Dive Brief:
- St. John’s University, a New York-based Catholic institution, plans to close its Staten Island campus at the end of the spring 2024 term, it announced Friday.
- The university cited the fact that enrollment has fallen at that location for decades and said the factors contributing to the decline worsened with the coronavirus pandemic.
- St. John’s will not admit a first-year class to the Staten Island campus in fall 2023 and will develop a plan for current students to complete their degree programs. Its accreditor, the Middle States Commission on Higher Education, must approve the plan.
Dive Insight:
Enrollment challenges have existed for small nonprofit colleges for many years, but the spread of the coronavirus exacerbated them. Financially strained institutions found themselves buffeted by significant enrollment declines and losing key auxiliary revenue as campuses shut down temporarily.
The result was several closures or consolidations attributed to the pandemic, including Marymount California University, near Los Angeles, and the San Francisco Art Institute. In both cases, the institutions had attempted to merge with another college, but the deals fell through.
St. John's Staten Island presence dates to a similar time of stress on small colleges. The location's history goes back to Notre Dame College of Staten Island, a women's institution, which merged into St. John's, creating the branch campus in 1971.

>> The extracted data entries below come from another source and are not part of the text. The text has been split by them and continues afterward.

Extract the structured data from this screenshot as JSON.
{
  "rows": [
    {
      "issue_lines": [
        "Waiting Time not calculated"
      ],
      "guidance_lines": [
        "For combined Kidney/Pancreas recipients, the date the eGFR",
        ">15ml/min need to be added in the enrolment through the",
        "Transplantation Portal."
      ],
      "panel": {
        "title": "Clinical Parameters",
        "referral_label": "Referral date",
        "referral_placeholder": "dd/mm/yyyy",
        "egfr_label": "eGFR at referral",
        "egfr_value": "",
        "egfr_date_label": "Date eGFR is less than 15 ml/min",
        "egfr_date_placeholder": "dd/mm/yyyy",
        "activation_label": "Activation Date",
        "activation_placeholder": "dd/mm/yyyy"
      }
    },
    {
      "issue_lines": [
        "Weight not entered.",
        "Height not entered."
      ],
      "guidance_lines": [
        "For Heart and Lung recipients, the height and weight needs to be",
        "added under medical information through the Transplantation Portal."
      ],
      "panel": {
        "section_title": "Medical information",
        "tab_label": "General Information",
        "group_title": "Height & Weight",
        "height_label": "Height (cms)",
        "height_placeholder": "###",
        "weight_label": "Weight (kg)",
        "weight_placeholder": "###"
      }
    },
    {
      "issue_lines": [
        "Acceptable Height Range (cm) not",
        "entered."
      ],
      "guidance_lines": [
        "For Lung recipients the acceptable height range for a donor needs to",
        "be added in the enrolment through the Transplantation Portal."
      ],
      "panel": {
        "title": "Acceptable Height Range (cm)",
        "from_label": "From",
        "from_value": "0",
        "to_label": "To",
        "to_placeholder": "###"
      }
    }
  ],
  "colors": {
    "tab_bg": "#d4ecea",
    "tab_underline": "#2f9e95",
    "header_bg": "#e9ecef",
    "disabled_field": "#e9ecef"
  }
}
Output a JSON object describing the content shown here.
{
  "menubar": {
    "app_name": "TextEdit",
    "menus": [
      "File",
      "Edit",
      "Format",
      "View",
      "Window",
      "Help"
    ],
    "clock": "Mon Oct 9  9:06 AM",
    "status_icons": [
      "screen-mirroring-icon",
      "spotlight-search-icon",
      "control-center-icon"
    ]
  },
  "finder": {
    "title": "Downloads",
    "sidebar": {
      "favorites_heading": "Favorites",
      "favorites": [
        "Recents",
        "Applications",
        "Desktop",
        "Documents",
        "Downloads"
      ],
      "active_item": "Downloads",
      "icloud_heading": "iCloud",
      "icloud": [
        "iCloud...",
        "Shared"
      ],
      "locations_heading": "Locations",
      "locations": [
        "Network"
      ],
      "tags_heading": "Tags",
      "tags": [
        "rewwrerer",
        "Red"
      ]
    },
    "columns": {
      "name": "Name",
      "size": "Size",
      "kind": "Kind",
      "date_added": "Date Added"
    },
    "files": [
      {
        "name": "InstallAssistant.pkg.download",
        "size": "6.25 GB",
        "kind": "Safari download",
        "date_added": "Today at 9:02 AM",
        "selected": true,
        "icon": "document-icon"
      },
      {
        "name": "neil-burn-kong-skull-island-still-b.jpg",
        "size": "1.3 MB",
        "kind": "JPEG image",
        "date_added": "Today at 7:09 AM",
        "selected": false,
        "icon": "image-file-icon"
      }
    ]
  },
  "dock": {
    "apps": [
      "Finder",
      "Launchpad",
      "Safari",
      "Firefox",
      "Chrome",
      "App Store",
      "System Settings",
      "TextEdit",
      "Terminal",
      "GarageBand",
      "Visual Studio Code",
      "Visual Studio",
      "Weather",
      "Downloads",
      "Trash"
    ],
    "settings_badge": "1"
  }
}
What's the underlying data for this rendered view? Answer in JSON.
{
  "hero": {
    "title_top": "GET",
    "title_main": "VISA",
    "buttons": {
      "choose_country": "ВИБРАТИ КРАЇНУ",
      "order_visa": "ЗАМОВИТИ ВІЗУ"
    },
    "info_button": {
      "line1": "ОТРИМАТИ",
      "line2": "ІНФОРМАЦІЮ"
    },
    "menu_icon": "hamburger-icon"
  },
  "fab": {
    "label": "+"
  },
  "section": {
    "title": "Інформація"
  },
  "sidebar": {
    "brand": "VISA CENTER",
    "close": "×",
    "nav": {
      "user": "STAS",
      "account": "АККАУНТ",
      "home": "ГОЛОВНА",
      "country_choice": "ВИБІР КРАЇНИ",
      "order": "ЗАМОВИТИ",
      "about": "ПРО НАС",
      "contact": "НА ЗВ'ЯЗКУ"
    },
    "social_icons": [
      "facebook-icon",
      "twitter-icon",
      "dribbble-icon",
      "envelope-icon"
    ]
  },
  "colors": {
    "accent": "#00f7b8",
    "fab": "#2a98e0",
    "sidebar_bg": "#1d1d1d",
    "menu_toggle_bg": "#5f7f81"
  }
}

At St. John’s Staten Island campus, enrollment tumbled from 2,309 undergraduate and graduate students in fall 2000 to 861 students in fall 2021. An overall decline in traditional college-age students in Staten Island mirrors a similar pattern in the Northeast, St. John's said. Enrollment at K-12 Catholic schools in Staten Island decreased, and those students had been a strong feeder into the campus.
“The decision to take this step followed prayerful reflection and an extensive examination of historic and continuing population trends,” a university statement said.
The university tried to reset Staten Island tuition in the 2015-16 academic year as a way to potentially stem the enrollment bleed, dropping it to just over $10,000.
It also phased out a program in 2021 in which it leased neighboring off-campus apartments for students. Campus dining and busing services were also discontinued in recent years.
St. John’s said it will create an endowed scholarship fund to support Staten Island residents who enroll at its main campus in Queens, where it currently enrolls the bulk of its 20,000 students.
It also said it hasn’t made teach-out plans with other institutions and will only offer students the option to continue their degrees on the Queens campus.